EartH Kitchen at new Hackney arts space

By Victoria Gray

The stretch of road that begins as Kingsland High Street and ends at Stoke Newington Road used to be home to three cinemas. Only one, the beloved Rio, remains. Salvation has come for the Savoy, whose main cinema has lain empty since it closed in the 1977, in the form of a new project – Evolutionary Arts Hackney, or EartH. With funding from Big Issue Invest, The Arts Impact Fund and Triodos Bank, the company behind Village Underground are developing the building into an arts centre, complete with a music studio, all-day restaurant and two venues for performances.

We spoke to Village Underground founder, Auro Foxcroft, and Executive Head Chef of the new EartH kitchen, Chris Gillard, about their plans for the venue.

Auro Foxcroft – EartH

Why is Dalston the most exciting place to open a new arts centre now?

Dalston is a great neighbourhood, but for me it’s really Hackney as a whole that I love. Despite all the crazy change and gentrification, it’s still a beautiful place with so many amazing people doing brilliant things.

What will be the “vibe” – is it part of the evolution of Hackney itself or creating a new scene?

We want to build a broad church. We can do so much more programming with these spaces. The music side has started really well; now it’s on to different performance art forms. We want to grow EartH into a place that represents.

Did the licensing laws debate affect plans at all? Did it come during negotiations?

Hackney Council were understandably very thorough with our application, but ultimately were really supportive. Part of that was the overwhelming public backing. We got over 400 letters of support in two days. It was amazing to watch it go viral across the borough and really beautiful to read everyone’s thoughts and hopes for what we were trying to do.

EartH Kitchen Photograph: Thomas Bowles

Chris Gillard: EartH Kitchen

How do the social projects look in the kitchen?

We need to be encouraging people with those opportunities. I want to encourage apprentices, so people can see it’s something they’d like to do, and see that there’s a route to get there. I would love to be staffing the kitchen with people who say they’ve grown up round the corner and enjoy the space as somewhere to come and work.

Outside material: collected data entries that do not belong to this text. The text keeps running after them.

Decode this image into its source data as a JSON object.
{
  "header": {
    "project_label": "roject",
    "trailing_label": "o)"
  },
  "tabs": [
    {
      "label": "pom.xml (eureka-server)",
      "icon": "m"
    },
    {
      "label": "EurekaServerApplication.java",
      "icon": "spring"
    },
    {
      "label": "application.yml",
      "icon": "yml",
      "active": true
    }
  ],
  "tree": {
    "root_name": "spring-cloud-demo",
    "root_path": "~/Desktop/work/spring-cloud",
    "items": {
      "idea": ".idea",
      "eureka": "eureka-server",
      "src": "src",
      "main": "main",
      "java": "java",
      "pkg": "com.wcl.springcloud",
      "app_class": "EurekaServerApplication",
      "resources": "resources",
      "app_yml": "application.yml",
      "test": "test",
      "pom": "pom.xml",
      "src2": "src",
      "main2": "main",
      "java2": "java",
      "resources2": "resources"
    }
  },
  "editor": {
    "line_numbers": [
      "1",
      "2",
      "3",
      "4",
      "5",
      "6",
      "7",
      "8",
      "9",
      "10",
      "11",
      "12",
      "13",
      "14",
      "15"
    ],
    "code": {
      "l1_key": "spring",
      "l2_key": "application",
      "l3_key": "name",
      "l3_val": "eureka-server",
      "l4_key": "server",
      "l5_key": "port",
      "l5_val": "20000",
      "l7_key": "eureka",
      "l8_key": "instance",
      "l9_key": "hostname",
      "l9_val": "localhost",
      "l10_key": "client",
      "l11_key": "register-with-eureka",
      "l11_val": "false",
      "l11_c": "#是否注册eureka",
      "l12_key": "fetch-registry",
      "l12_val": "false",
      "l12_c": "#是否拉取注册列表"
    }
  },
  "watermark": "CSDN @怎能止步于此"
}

Chris Gillard to open EartH Kitchen in Dalston. Photograph:Thomas Bowles

What drew you to this project?

It’s physically close to home, but also emotionally close to home. I feel that I’ve done my time in terms of exploring fine- dining restaurant experiences. But this is going to be a neighbourhood restaurant. I feel like I’m cooking for my mates – in the nicest possible way.

How will it be different to all the other restaurants in Dalston?

We have our own ideals and mission statement, so it would be nice to be a trendsetter in that respect. What’s special is that it’s people who are doing things from the heart: there’s someone who used to be a sound engineer at Village Underground who has done the ‘I’m going to do the good life’ thing and set up a pig farm in South Wales, who will be supplying meat for instance.